Woah there!  I can hear my Australian and American friends going "Hang on.... Food prices to double?"  It doesn't sound comprehensible, does it?  The fact of the matter is that Britain has not been self-sufficient in food since before the First World War.  And I'm not talking grain.  Prior to WW2, Britain imported 60% of its fresh produce.  It still does. The vast majority of what goes on most people's tables comes from other parts of the EU.  Another slab comes from as far afield as Kenya (strawberries) or Egypt (potatoes).  Go food shopping in a supermarket in France or Spain or the Netherlands and you'll be hard pressed to find any produce that wasn't grown "in country" - the reverse is true here. 

Well, say the Brexitiers, at least we won't be wasting money on the Common Agricultural Policy, subsidising farmers to produce butter mountains.  It's an expensive waste of money, isn't it? Throughout the years I have lived in the UK, I have heard stories/complaints about the Common Agricultural policy:  the butter mountains; the inefficiencies (keeping small farms alive instead of allowing them to go to the wall and be absorbed into agribusiness conglomerations); the abuses (Italy claiming to have more land producing tomatoes than its entire landmass); paying farmers to leave land fallow (so that biodiversity is preserved), etc...  

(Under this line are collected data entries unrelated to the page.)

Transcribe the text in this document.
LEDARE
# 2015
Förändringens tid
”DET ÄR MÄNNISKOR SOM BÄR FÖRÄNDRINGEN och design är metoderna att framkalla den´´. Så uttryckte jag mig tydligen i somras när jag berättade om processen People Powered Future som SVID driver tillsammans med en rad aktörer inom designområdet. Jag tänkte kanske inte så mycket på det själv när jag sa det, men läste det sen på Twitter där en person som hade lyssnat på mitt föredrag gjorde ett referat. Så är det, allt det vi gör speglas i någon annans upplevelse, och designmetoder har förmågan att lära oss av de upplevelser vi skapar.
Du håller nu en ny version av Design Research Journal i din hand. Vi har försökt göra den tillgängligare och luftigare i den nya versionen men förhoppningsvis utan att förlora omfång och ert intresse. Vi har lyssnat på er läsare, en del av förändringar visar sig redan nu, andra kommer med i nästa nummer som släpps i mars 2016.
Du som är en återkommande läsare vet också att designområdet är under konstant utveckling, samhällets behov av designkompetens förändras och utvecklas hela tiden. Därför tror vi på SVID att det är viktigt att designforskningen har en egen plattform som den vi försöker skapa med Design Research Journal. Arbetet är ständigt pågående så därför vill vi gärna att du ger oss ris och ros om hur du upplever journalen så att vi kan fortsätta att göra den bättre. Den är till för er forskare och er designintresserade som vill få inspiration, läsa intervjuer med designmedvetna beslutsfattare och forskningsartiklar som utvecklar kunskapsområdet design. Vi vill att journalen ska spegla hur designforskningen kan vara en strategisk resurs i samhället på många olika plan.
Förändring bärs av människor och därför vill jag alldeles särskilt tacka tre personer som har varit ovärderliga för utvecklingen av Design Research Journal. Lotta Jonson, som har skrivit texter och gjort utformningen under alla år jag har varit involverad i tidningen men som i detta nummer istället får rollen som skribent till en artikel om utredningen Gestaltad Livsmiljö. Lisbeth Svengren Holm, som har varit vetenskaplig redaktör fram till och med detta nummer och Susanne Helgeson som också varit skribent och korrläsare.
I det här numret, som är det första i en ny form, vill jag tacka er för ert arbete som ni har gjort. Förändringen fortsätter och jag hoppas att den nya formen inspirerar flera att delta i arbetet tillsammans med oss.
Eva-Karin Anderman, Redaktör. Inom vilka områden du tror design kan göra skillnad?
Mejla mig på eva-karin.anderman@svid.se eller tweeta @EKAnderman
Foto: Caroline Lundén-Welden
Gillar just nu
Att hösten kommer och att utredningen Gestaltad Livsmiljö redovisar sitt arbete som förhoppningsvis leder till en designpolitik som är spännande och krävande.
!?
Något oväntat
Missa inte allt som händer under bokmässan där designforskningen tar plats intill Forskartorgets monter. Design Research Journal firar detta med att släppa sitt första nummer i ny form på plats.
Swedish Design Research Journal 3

I have always thought that they missed the point: the reason the Common Agricultural Policy exists in the first place is food security.  It was devised when the memories of the famines and food shortages that followed WW2 were fresh in people's minds.  People remembered starving. They starved before and during the War too.  Germany remembered the great inflation of the 1920's, when the price of bread could double within an hour.  France, Belgium and the Netherlands remembered starving during the War too, when the occupying Nazis employed the policy of feeding their war machine first, Der Vaterland second and the plebs third.  With starvation fresh in your memory, wouldn't you subsidise farming to ensure food security?

I fully expect food prices to double in the next two years. Mark my words.  It won't just be due to the Pound falling in value against the Euro, either.   Britain is dependent on Europe for most of its foodstuffs.  Right now, the other nations in the EU sell food to us on the same basis as they sell it internally - no tariffs; no additional taxes.  Now, they will have a choice:  sell internally to the other 26 countries, or put a tariff on and sell to the UK, who desperately want your food and are ripe to be milked...

Britain needs the EU far more than the EU needs Britain.